İşini ısmarlaya külli Hakk’a
Hâlis ide taatini mutlaka
beyti ile tedbirden sonra da tam halis bir itaat ile emaneti Allah’a teslim ederlerdi. Şu kıssa; vedaların, Allah’a ısmarlamanın en müteessir ve mütevekkil olanlarından idi.
İbrahim Aleyhisselam, Hazreti Hacer ile İsmail Aleyhisselam’ı Mescidfi Haram’ın bugün bulunduğu mekandaki büyük bir ağacın yanına bıraktı. Üzerlerine bir gölgelik yapmalarını da Hazreti Hacer’e emretti. O zaman; Mekke’de hiçbir kimse, hatta içecek su bile yoktu.
İbrahim Aleyhisselam; bu ana ve oğlu buraya bıraktı. Yanlarına içi hurma dolu meşin bir dağarcıkla, içi su dolu bir kırba da koydu. Şam’a gitmek üzere, oradan izi sıra geri dönecekti. Hazreti Hacer, İbrahim Aleyhisselam’ın arkasından seslendi:
“Ey İbrahim! Bizi bu ıssız vadide bırakıp da nereye gidiyorsun? Öyle bir vadi ki, ne görüşülecek bir kimse var, ne de bir şey!” dedi.
Hazreti Hacer sözünü tekrarladı. İbrahim Aleyhisselam ona dönüp bakmadı. Bunun üzerine, Hazreti Hacer:
“Yoksa bizi buraya bırakıp gitmeni sana Allah mı emretti?” diye sordu.
İbrahim Aleyhisselam:
“Evet, Allah emretti!” diye cevap verdi.
Hazreti Hacer Validemiz:
“Öyle ise, Allah bize yeter. O bizi zayi etmez, himayesiz bırakmaz!” dedikten sonra, döndü.
İbrahim Aleyhisselam, Mekke’nin üst tarafındaki Seniye mevkiine kadar ilerledi. Onlar tarafından görülmeyecek bir yerde durdu. Yüzünü Kâbe-i Muazzama’ya çevirdi. Ellerini kaldırdı:
“Ey Rabbimiz! Ben neslimden bazısını senin Beyt-i Harem’in yanındaki ekinsiz bir vadiye yerleştirdim. Ey Rabbimiz! Namazı dosdoğru kılsınlar diye. Artık
insanlardan bir kısmının gönüllerini onlara meyleder kıl ve onlara meyvelerden rızık ver. Umulur ki, onlar şükrederler.” (İbrahim suresi, Ayet-i Kerime 37) diyerek onları dualarla Allah’a emanet etti ve Şam’a döndü.

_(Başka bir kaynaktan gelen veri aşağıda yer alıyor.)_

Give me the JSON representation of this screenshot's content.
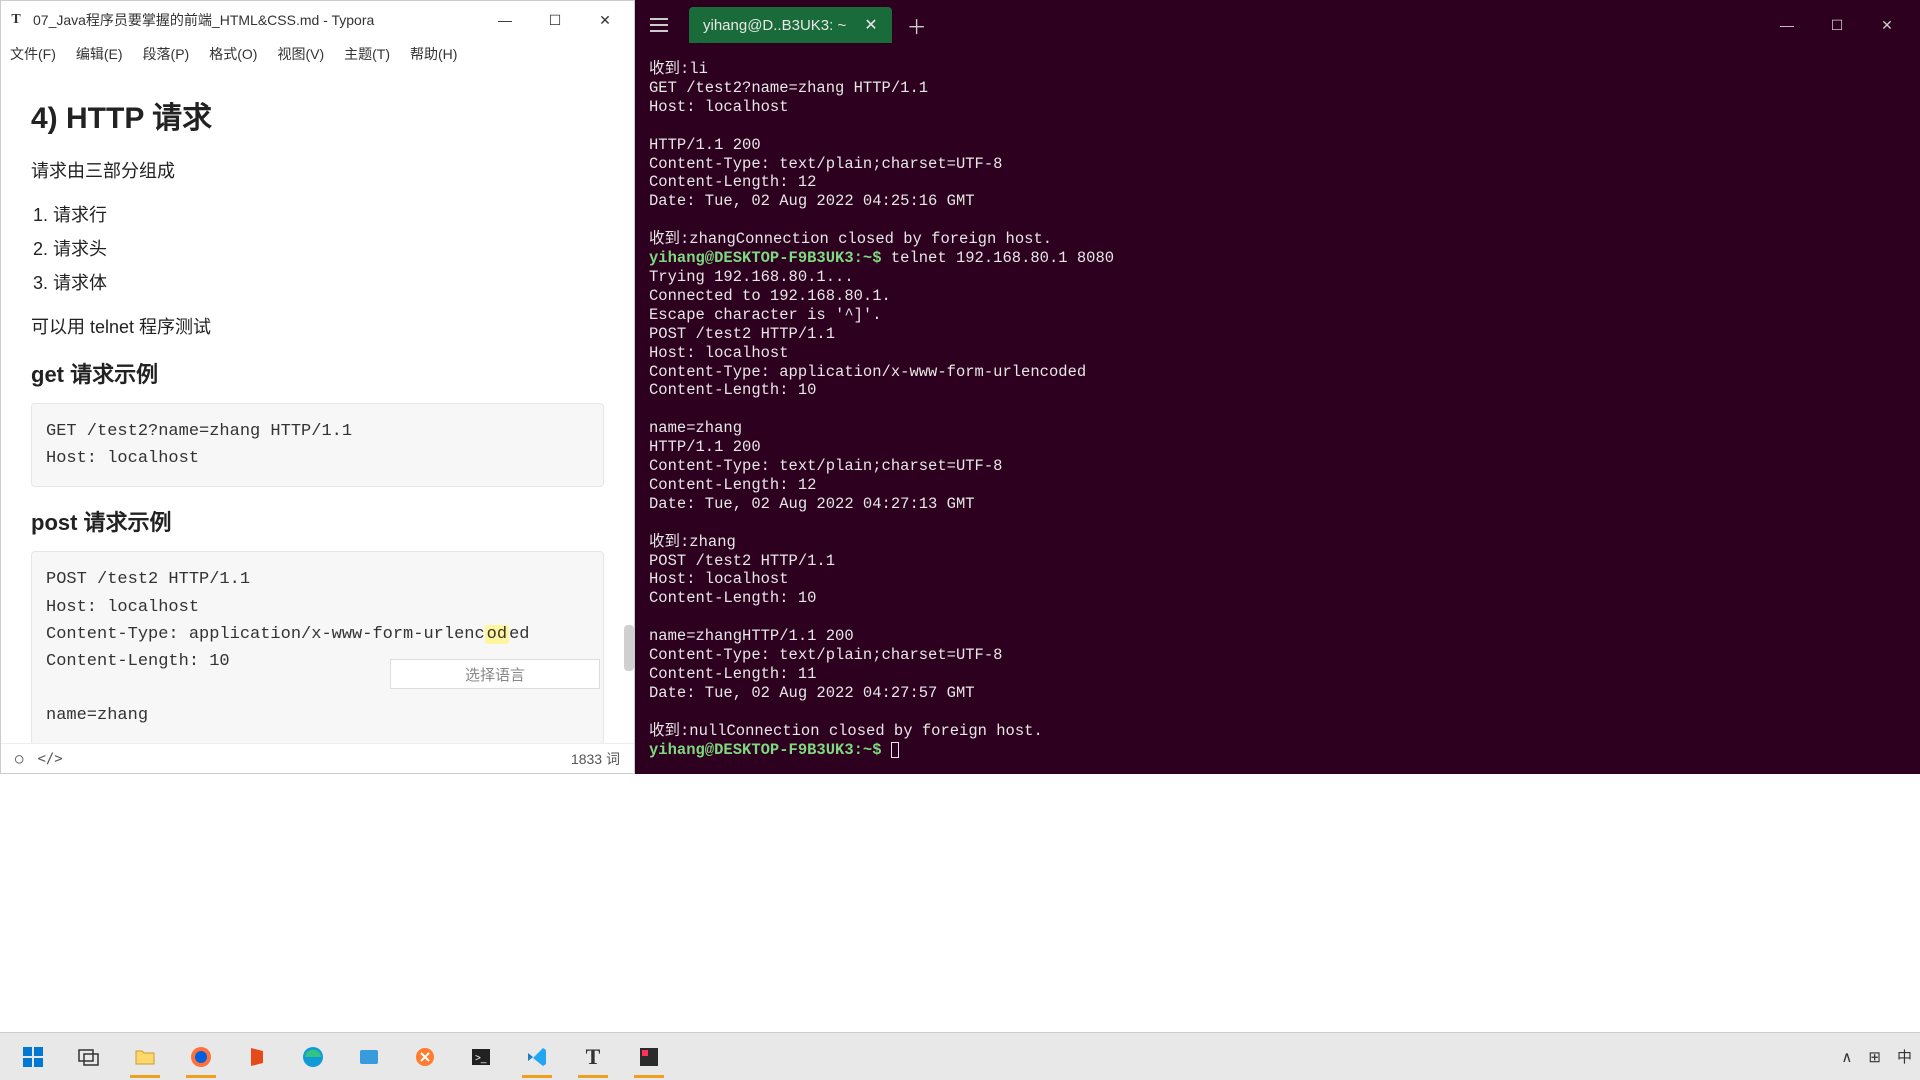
{
  "typora": {
    "title_icon": "T",
    "title": "07_Java程序员要掌握的前端_HTML&CSS.md - Typora",
    "menu": [
      "文件(F)",
      "编辑(E)",
      "段落(P)",
      "格式(O)",
      "视图(V)",
      "主题(T)",
      "帮助(H)"
    ],
    "content": {
      "h2": "4) HTTP 请求",
      "desc": "请求由三部分组成",
      "ol": [
        "请求行",
        "请求头",
        "请求体"
      ],
      "telnet": "可以用 telnet 程序测试",
      "h3_get": "get 请求示例",
      "code_get": "GET /test2?name=zhang HTTP/1.1\nHost: localhost",
      "h3_post": "post 请求示例",
      "code_post_a": "POST /test2 HTTP/1.1\nHost: localhost\nContent-Type: application/x-www-form-urlenc",
      "code_post_hl": "od",
      "code_post_b": "ed\nContent-Length: 10\n\nname=zhang",
      "lang_placeholder": "选择语言"
    },
    "status": {
      "circle": "○",
      "code_icon": "</>",
      "wordcount": "1833 词"
    }
  },
  "terminal": {
    "tab": "yihang@D..B3UK3: ~",
    "lines": [
      {
        "t": "plain",
        "v": "收到:li"
      },
      {
        "t": "plain",
        "v": "GET /test2?name=zhang HTTP/1.1"
      },
      {
        "t": "plain",
        "v": "Host: localhost"
      },
      {
        "t": "blank"
      },
      {
        "t": "plain",
        "v": "HTTP/1.1 200"
      },
      {
        "t": "plain",
        "v": "Content-Type: text/plain;charset=UTF-8"
      },
      {
        "t": "plain",
        "v": "Content-Length: 12"
      },
      {
        "t": "plain",
        "v": "Date: Tue, 02 Aug 2022 04:25:16 GMT"
      },
      {
        "t": "blank"
      },
      {
        "t": "plain",
        "v": "收到:zhangConnection closed by foreign host."
      },
      {
        "t": "prompt",
        "p": "yihang@DESKTOP-F9B3UK3:~$ ",
        "c": "telnet 192.168.80.1 8080"
      },
      {
        "t": "plain",
        "v": "Trying 192.168.80.1..."
      },
      {
        "t": "plain",
        "v": "Connected to 192.168.80.1."
      },
      {
        "t": "plain",
        "v": "Escape character is '^]'."
      },
      {
        "t": "plain",
        "v": "POST /test2 HTTP/1.1"
      },
      {
        "t": "plain",
        "v": "Host: localhost"
      },
      {
        "t": "plain",
        "v": "Content-Type: application/x-www-form-urlencoded"
      },
      {
        "t": "plain",
        "v": "Content-Length: 10"
      },
      {
        "t": "blank"
      },
      {
        "t": "plain",
        "v": "name=zhang"
      },
      {
        "t": "plain",
        "v": "HTTP/1.1 200"
      },
      {
        "t": "plain",
        "v": "Content-Type: text/plain;charset=UTF-8"
      },
      {
        "t": "plain",
        "v": "Content-Length: 12"
      },
      {
        "t": "plain",
        "v": "Date: Tue, 02 Aug 2022 04:27:13 GMT"
      },
      {
        "t": "blank"
      },
      {
        "t": "plain",
        "v": "收到:zhang"
      },
      {
        "t": "plain",
        "v": "POST /test2 HTTP/1.1"
      },
      {
        "t": "plain",
        "v": "Host: localhost"
      },
      {
        "t": "plain",
        "v": "Content-Length: 10"
      },
      {
        "t": "blank"
      },
      {
        "t": "plain",
        "v": "name=zhangHTTP/1.1 200"
      },
      {
        "t": "plain",
        "v": "Content-Type: text/plain;charset=UTF-8"
      },
      {
        "t": "plain",
        "v": "Content-Length: 11"
      },
      {
        "t": "plain",
        "v": "Date: Tue, 02 Aug 2022 04:27:57 GMT"
      },
      {
        "t": "blank"
      },
      {
        "t": "plain",
        "v": "收到:nullConnection closed by foreign host."
      },
      {
        "t": "prompt",
        "p": "yihang@DESKTOP-F9B3UK3:~$ ",
        "c": ""
      }
    ]
  },
  "taskbar": {
    "tray": {
      "chevron": "∧",
      "grid": "⊞",
      "ime": "中"
    }
  }
}
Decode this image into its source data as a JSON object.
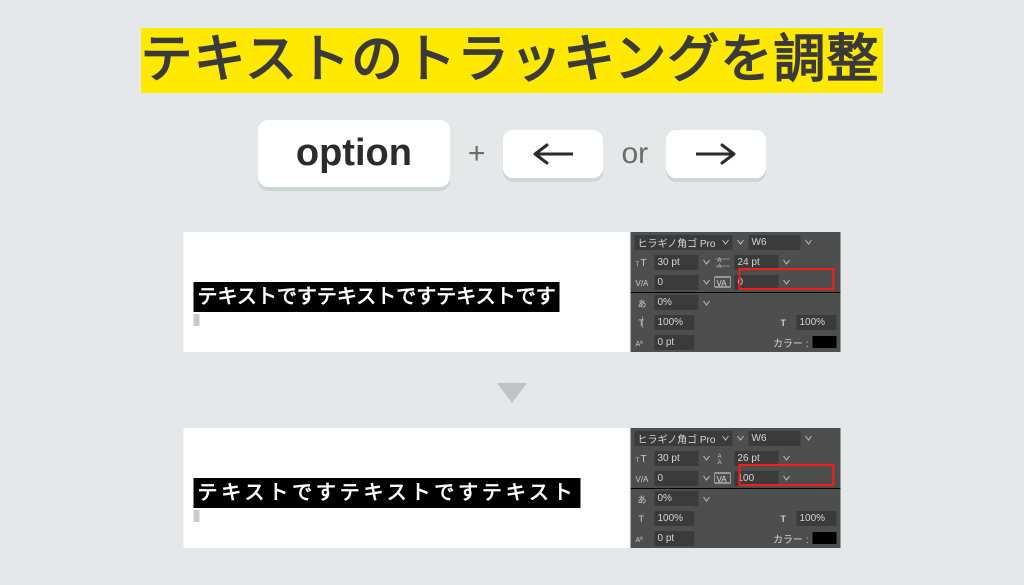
{
  "title": "テキストのトラッキングを調整",
  "keys": {
    "option": "option",
    "plus": "+",
    "or": "or"
  },
  "panel": {
    "font": "ヒラギノ角ゴ Pro",
    "weight": "W6",
    "vertScaleIcon": "100%",
    "horizScaleIcon": "100%",
    "shift": "0 pt",
    "colorLabel": "カラー :"
  },
  "example1": {
    "sample_text": "テキストですテキストですテキストです",
    "font_size": "30 pt",
    "leading": "24 pt",
    "kerning": "0",
    "tracking": "0",
    "vstretch": "0%"
  },
  "example2": {
    "sample_text": "テキストですテキストですテキスト",
    "font_size": "30 pt",
    "leading": "26 pt",
    "kerning": "0",
    "tracking": "100",
    "vstretch": "0%"
  }
}
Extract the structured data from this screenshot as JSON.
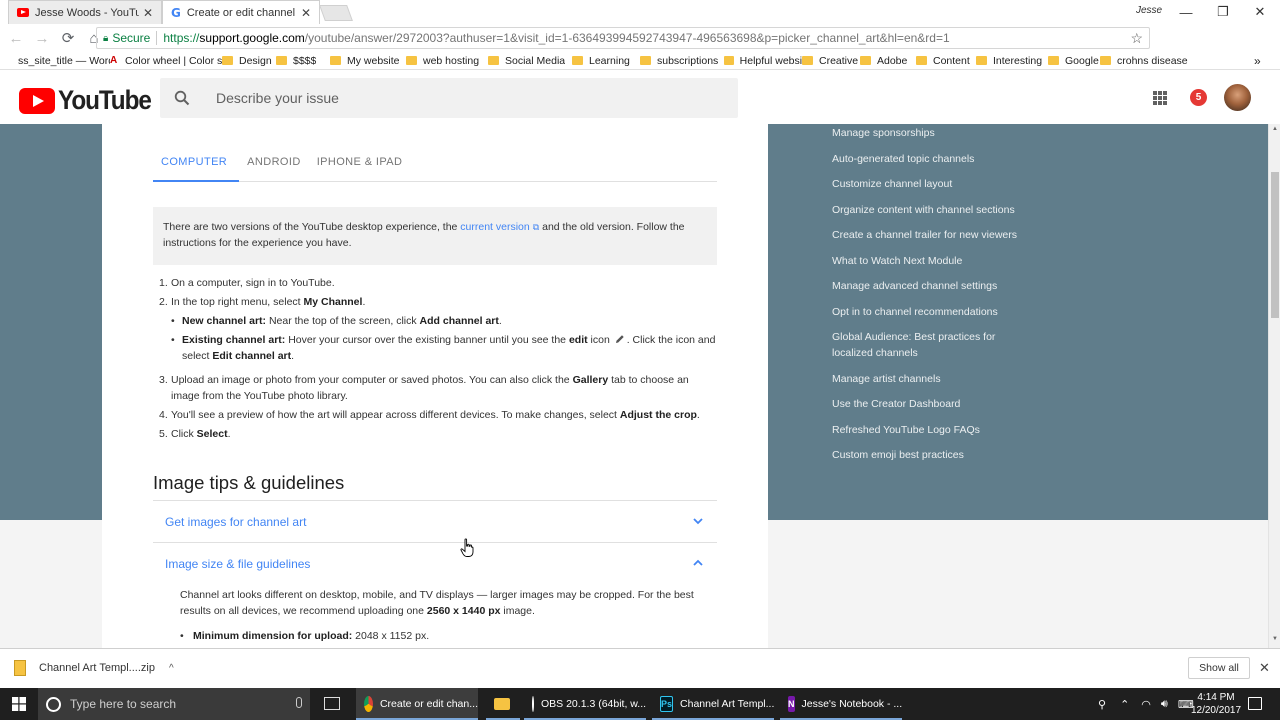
{
  "browser": {
    "tabs": [
      {
        "title": "Jesse Woods - YouTube",
        "close": "✕"
      },
      {
        "title": "Create or edit channel ar",
        "close": "✕"
      }
    ],
    "profile_name": "Jesse",
    "window_controls": {
      "minimize": "—",
      "restore": "❐",
      "close": "✕"
    },
    "nav": {
      "back": "←",
      "forward": "→",
      "reload": "⟳",
      "home": "⌂"
    },
    "omnibox": {
      "secure_label": "Secure",
      "scheme": "https://",
      "host": "support.google.com",
      "path": "/youtube/answer/2972003?authuser=1&visit_id=1-636493994592743947-496563698&p=picker_channel_art&hl=en&rd=1"
    },
    "bookmarks": [
      {
        "label": "ss_site_title — Word",
        "icon": "site"
      },
      {
        "label": "Color wheel | Color s",
        "icon": "adobe"
      },
      {
        "label": "Design",
        "icon": "folder"
      },
      {
        "label": "$$$$",
        "icon": "folder"
      },
      {
        "label": "My website",
        "icon": "folder"
      },
      {
        "label": "web hosting",
        "icon": "folder"
      },
      {
        "label": "Social Media",
        "icon": "folder"
      },
      {
        "label": "Learning",
        "icon": "folder"
      },
      {
        "label": "subscriptions",
        "icon": "folder"
      },
      {
        "label": "Helpful website",
        "icon": "folder"
      },
      {
        "label": "Creative",
        "icon": "folder"
      },
      {
        "label": "Adobe",
        "icon": "folder"
      },
      {
        "label": "Content",
        "icon": "folder"
      },
      {
        "label": "Interesting",
        "icon": "folder"
      },
      {
        "label": "Google",
        "icon": "folder"
      },
      {
        "label": "crohns disease",
        "icon": "folder"
      }
    ],
    "bookmarks_more": "»"
  },
  "header": {
    "logo_text": "YouTube",
    "search_placeholder": "Describe your issue",
    "notification_count": "5"
  },
  "article": {
    "platform_tabs": [
      "COMPUTER",
      "ANDROID",
      "IPHONE & IPAD"
    ],
    "notice": {
      "before_link": "There are two versions of the YouTube desktop experience, the ",
      "link": "current version",
      "after_link": " and the old version. Follow the instructions for the experience you have."
    },
    "steps": {
      "s1": "On a computer, sign in to YouTube.",
      "s2_text": "In the top right menu, select ",
      "s2_bold": "My Channel",
      "b1_bold": "New channel art:",
      "b1_text": " Near the top of the screen, click ",
      "b1_bold2": "Add channel art",
      "b2_bold": "Existing channel art:",
      "b2_text1": " Hover your cursor over the existing banner until you see the ",
      "b2_bold2": "edit",
      "b2_text2": " icon ",
      "b2_text3": ". Click the icon and select ",
      "b2_bold3": "Edit channel art",
      "s3_text1": "Upload an image or photo from your computer or saved photos. You can also click the ",
      "s3_bold": "Gallery",
      "s3_text2": " tab to choose an image from the YouTube photo library.",
      "s4_text": "You'll see a preview of how the art will appear across different devices. To make changes, select ",
      "s4_bold": "Adjust the crop",
      "s5_text": "Click ",
      "s5_bold": "Select"
    },
    "tips_heading": "Image tips & guidelines",
    "accordions": [
      {
        "title": "Get images for channel art",
        "expanded": false
      },
      {
        "title": "Image size & file guidelines",
        "expanded": true
      }
    ],
    "size_body": {
      "text1": "Channel art looks different on desktop, mobile, and TV displays — larger images may be cropped. For the best results on all devices, we recommend uploading one ",
      "bold": "2560 x 1440 px",
      "text2": " image.",
      "min_label": "Minimum dimension for upload:",
      "min_value": " 2048 x 1152 px."
    }
  },
  "side_nav": [
    "Manage sponsorships",
    "Auto-generated topic channels",
    "Customize channel layout",
    "Organize content with channel sections",
    "Create a channel trailer for new viewers",
    "What to Watch Next Module",
    "Manage advanced channel settings",
    "Opt in to channel recommendations",
    "Global Audience: Best practices for",
    "localized channels",
    "Manage artist channels",
    "Use the Creator Dashboard",
    "Refreshed YouTube Logo FAQs",
    "Custom emoji best practices"
  ],
  "download_bar": {
    "file": "Channel Art Templ....zip",
    "caret": "^",
    "show_all": "Show all",
    "close": "✕"
  },
  "taskbar": {
    "search_placeholder": "Type here to search",
    "apps": [
      "Create or edit chan...",
      "",
      "OBS 20.1.3 (64bit, w...",
      "Channel Art Templ...",
      "Jesse's Notebook - ..."
    ],
    "clock_time": "4:14 PM",
    "clock_date": "12/20/2017"
  },
  "colors": {
    "accent_blue": "#4285f4",
    "youtube_red": "#ff0000",
    "band": "#607d8b"
  }
}
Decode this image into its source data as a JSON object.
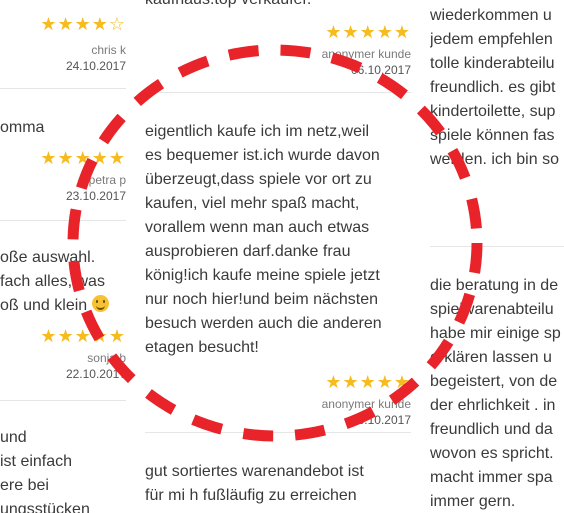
{
  "left_column": {
    "reviews": [
      {
        "stars": "★★★★☆",
        "author": "chris k",
        "date": "24.10.2017"
      },
      {
        "text_lines": [
          "omma"
        ],
        "stars": "★★★★★",
        "author": "petra p",
        "date": "23.10.2017"
      },
      {
        "text_lines": [
          "oße auswahl.",
          "fach alles, was",
          "oß und klein"
        ],
        "stars": "★★★★★",
        "author": "sonja b",
        "date": "22.10.2017"
      },
      {
        "text_lines": [
          "und",
          "ist einfach",
          "ere bei",
          "ungsstücken"
        ]
      }
    ]
  },
  "middle_column": {
    "top_partial_text": "kaufhaus.top verkäufer.",
    "reviews": [
      {
        "stars": "★★★★★",
        "author": "anonymer kunde",
        "date": "06.10.2017"
      },
      {
        "text_lines": [
          "eigentlich kaufe ich im netz,weil",
          "es bequemer ist.ich wurde davon",
          "überzeugt,dass spiele vor ort zu",
          "kaufen, viel mehr spaß macht,",
          "vorallem wenn man auch etwas",
          "ausprobieren darf.danke frau",
          "könig!ich kaufe meine spiele jetzt",
          "nur noch hier!und beim nächsten",
          "besuch werden auch die anderen",
          "etagen besucht!"
        ],
        "stars": "★★★★★",
        "author": "anonymer kunde",
        "date": "06.10.2017"
      },
      {
        "text_lines": [
          "gut sortiertes warenandebot ist",
          "für mi h fußläufig zu erreichen"
        ]
      }
    ]
  },
  "right_column": {
    "reviews": [
      {
        "text_lines": [
          "wiederkommen u",
          "jedem empfehlen",
          "tolle kinderabteilu",
          "freundlich. es gibt",
          "kindertoilette, sup",
          "spiele können fas",
          "werden. ich bin so"
        ]
      },
      {
        "text_lines": [
          "die beratung in de",
          "spielwarenabteilu",
          "habe mir einige sp",
          "erklären lassen u",
          "begeistert, von de",
          "der ehrlichkeit . in",
          "freundlich und da",
          "wovon es spricht.",
          "macht immer spa",
          "immer gern."
        ]
      }
    ]
  },
  "colors": {
    "star": "#f5bb1f",
    "annotation": "#e8232a",
    "divider": "#e6e6e6"
  }
}
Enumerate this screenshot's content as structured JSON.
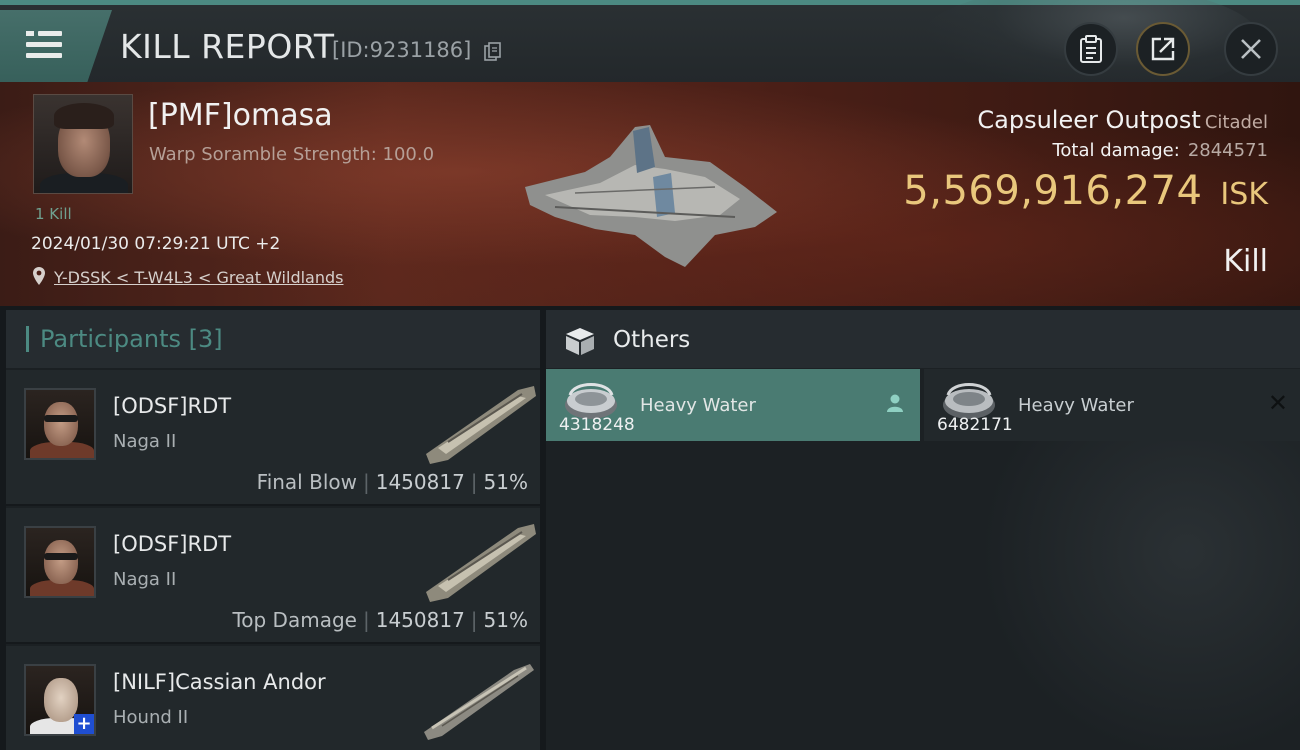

Bir peygamberin hanımı ve çocuğuna vedası böyle idi. Onları Allah’a emanet etmişti. Buna ‘tevdî’ denirdi yani, emanet vermek, bırakmaktı.
Bu vedalaşma zamanla divan edebiyatında kaside-i tevdîiyye şeklinde manzum bir hale büründü. Şairler hürmet duyduğu veya çok sevdiği birinden ayrılacağı vakit, beyitlere hüzün ile karışık bir veda yerleştirirdi. 18. asırda yaşamış, Enderun’da yetişmiş divan şairi Enderunlu Fazıl, Mehmet Beyefendi’ye bu minvalde bir sitayişte bulunmuştu:
Sizi ısmarladık Allah’a beyim
Eyledim Hazret-i Yezdan’e veda’
Kimseye eylememiştir Fâzıl
Sıdk ile böyle muhibbane veda’
Aradaki muhabbete binaen başlayan dostluğu dua ile tevdi etmek, Allah’a ısmarlamak, Allah’a emanet ol, demek bir vedanın en güzel ifadesiydi. Ve en büyük veda, dünya gemisinden sessizce ayrılırken elsiz kolsuz bir şekilde tasvir edilmişti.
Kişi, tek kişilik tahtadan gemisinde hiç yolcusu yokmuş gibi sessizce yol alırdı. O kalkışta sevenlerinden aile efradından ne mendil ne de bir kol sallanmazdı.